SUPPORTING families as a loved one dies, overcoming trauma, battling rheumatoid arthritis while bringing up a baby – these are the Humans of Scotland featuring in a “powerful” initiative aimed at shedding light on the care sector.

The project, by the Health and Social care Alliance Scotland (the Alliance), gathers together testimony from the people at the heart of the national network of large and small support organisations, and those who credit that help with aiding their everyday lives.

Organisers hope the move will bust myths about illness and disability, and open up conversations about the role of carers.

Today the Sunday National publishes just a small a selection of their stories.

Professor Ian Welsh, chief executive of the Alliance, said: “The stories are arresting and thought provoking and raise important issues such as misconceptions and challenges faced by those with ‘invisible’ disabilities.

“Sharing these stories makes the project impactful.

‘‘We’re reaching out and sharing voices that aren’t always heard and experiences that deserve air time.

These are shared widely, raising awareness and understanding.

“We want the initiative to spark ideas, inspire and drive improvements in health and social care.”

The National:

“I SUPPORT dying people to have the best death possible – but also to live life to the full before that.
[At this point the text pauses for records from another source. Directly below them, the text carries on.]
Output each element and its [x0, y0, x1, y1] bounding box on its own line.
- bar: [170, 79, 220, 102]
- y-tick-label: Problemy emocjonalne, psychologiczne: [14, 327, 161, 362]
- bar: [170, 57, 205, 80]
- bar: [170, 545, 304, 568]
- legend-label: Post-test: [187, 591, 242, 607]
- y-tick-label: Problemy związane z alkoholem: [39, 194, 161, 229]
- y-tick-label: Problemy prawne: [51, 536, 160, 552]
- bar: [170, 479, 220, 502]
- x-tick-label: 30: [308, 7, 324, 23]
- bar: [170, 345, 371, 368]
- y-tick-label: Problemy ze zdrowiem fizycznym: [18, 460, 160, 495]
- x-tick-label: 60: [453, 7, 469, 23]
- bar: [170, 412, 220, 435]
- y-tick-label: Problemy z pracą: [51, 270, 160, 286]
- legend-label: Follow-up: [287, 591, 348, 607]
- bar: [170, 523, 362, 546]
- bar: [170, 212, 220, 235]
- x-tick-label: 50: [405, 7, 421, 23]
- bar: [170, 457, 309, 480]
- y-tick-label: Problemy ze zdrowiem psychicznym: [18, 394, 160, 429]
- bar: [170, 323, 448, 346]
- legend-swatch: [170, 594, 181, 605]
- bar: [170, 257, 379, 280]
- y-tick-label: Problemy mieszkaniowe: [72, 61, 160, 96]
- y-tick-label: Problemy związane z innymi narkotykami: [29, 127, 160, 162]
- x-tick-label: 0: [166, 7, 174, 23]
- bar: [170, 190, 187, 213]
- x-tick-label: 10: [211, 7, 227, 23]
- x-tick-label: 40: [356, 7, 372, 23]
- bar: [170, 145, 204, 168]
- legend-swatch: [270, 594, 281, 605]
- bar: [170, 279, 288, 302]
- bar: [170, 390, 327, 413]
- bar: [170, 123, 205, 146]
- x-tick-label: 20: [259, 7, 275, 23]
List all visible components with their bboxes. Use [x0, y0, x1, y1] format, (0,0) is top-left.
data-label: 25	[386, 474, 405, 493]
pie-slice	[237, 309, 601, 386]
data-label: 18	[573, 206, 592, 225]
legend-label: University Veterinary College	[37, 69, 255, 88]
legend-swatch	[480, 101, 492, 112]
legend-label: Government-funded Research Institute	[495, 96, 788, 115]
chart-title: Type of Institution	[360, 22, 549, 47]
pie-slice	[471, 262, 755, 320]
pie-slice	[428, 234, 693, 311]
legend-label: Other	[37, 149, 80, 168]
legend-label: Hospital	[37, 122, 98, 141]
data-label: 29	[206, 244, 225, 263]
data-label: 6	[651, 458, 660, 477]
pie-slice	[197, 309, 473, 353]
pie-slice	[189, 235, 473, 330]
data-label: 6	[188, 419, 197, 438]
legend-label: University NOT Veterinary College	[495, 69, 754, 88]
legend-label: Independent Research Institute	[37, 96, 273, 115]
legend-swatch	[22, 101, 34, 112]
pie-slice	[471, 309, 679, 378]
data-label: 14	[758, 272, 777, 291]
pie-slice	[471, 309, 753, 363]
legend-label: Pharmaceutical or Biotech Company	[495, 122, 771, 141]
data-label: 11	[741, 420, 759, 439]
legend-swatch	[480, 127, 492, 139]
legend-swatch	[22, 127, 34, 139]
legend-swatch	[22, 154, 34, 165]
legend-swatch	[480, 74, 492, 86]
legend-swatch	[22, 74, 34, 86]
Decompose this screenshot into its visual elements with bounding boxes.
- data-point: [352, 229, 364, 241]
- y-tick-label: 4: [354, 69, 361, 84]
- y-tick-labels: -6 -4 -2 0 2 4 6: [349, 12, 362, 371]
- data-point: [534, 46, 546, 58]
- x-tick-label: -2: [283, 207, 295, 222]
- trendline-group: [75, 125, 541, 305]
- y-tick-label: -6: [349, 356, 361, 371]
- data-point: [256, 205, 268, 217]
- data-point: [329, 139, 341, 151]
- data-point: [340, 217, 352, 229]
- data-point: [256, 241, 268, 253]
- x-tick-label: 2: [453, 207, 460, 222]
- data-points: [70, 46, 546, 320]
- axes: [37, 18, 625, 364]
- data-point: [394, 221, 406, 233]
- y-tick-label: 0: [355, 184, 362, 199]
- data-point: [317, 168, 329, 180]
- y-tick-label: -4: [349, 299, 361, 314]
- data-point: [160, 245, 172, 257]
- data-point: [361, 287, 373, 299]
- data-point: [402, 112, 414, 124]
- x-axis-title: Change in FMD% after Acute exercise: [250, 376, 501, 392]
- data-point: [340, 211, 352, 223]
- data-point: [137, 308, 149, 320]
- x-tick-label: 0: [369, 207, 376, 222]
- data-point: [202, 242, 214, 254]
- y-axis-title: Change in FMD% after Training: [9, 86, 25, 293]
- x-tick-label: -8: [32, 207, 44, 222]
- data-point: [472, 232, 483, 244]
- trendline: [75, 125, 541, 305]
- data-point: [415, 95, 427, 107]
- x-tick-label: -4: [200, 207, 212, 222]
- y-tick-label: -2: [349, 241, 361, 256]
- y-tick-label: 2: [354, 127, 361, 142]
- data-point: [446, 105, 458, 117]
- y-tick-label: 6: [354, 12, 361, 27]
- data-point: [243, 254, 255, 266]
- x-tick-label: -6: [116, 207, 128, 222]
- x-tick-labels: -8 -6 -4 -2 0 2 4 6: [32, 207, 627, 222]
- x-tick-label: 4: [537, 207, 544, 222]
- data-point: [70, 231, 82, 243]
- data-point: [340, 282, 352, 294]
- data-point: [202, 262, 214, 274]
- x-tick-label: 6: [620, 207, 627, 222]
Sometimes simply holding somebody’s hand and being in the moment with them is enough.

That’s a big part of the whole Doula thing – nobody should have to die alone unless they choose to, whether they are at home, in a hospice or care home or prison or in a hospital. Doula work grows into so many other things – simply listening, making a lunch or doing dishes or going for walks. It could mean being with the dying person at the very end. But it’s also the bit before that, the weeks and months, perhaps from the time of a terminal diagnosis or the withdrawal of treatment. My primary focus is really the practical, hands on care, the small but necessary daily tasks, and helping to make death and dying the ordinary, natural part of life that it actually is.”

The National:

“I WORK in a small GP surgery in the east end of Glasgow, we’ve got just over 2000 patients. I’ve been with this practice for 20 years.

You get to know whole families. You see all the generations and support them throughout their life. People find it easier to approach a nurse than a doctor sometimes.

I’m kind of approaching an age where I could probably consider retiring, but I can’t find a reason to stop doing what I’m doing yet. There are new challenges to come.

People make my job, absolutely.

Sometimes it’s just talking to somebody. Sometimes it’s just the listening. My job would be nothing without people.”

The National:

“I FOUND a notebook that contained writing about the challenges, feelings and emotions I had within the first few months of having my baby. I wrote: ‘My body is letting me down. At eight months it has become physically impossible to hold her in my arms for more than two minutes at a time. I worry about not being able to be a proper mum as I’m not able to physically keep up as eight months of constant caring/being up/physical activity/being non-stop/the cycle of insomnia and knackeredness is really telling on my body and the combined psychological effect of eight months of no/broken sleep is draining me in every way. I remember that I had stopped writing because I was crying, with defeat in my heart. I picked up my defeated heart, dusted myself down and from very deep within, found my usual defiance, looked ahead and kept on going.’’

The National:

“INSTANTLY if someone says they have Alcohol Related Brain Damage, they’re revealing the cause of their illness and there’s a lack of compassion for those who have the illness of addiction.

People think it’s not worthy of compassion, it’s not worthy of support, it’s your fault, you’ve brought it on yourself.

I support people in their homes, in their communities to live as independently as possible.

I never judge somebody, maybe that comes with experience.

“The people we work with, we know they’ve been through very traumatic events in childhood. To reach the age of 40, 50 to have been through all they’ve been through, to now be abstinent and maintaining their tenancies, having a circle of friends, engaging in support, not having any debt – that’s an achievement.

We’re products of our environment – 100% of the people I support are products of their childhood. They’ve all been exposed to the toxic trio – mental health, addiction and violence.

No, they’re not to blame. It could be us.”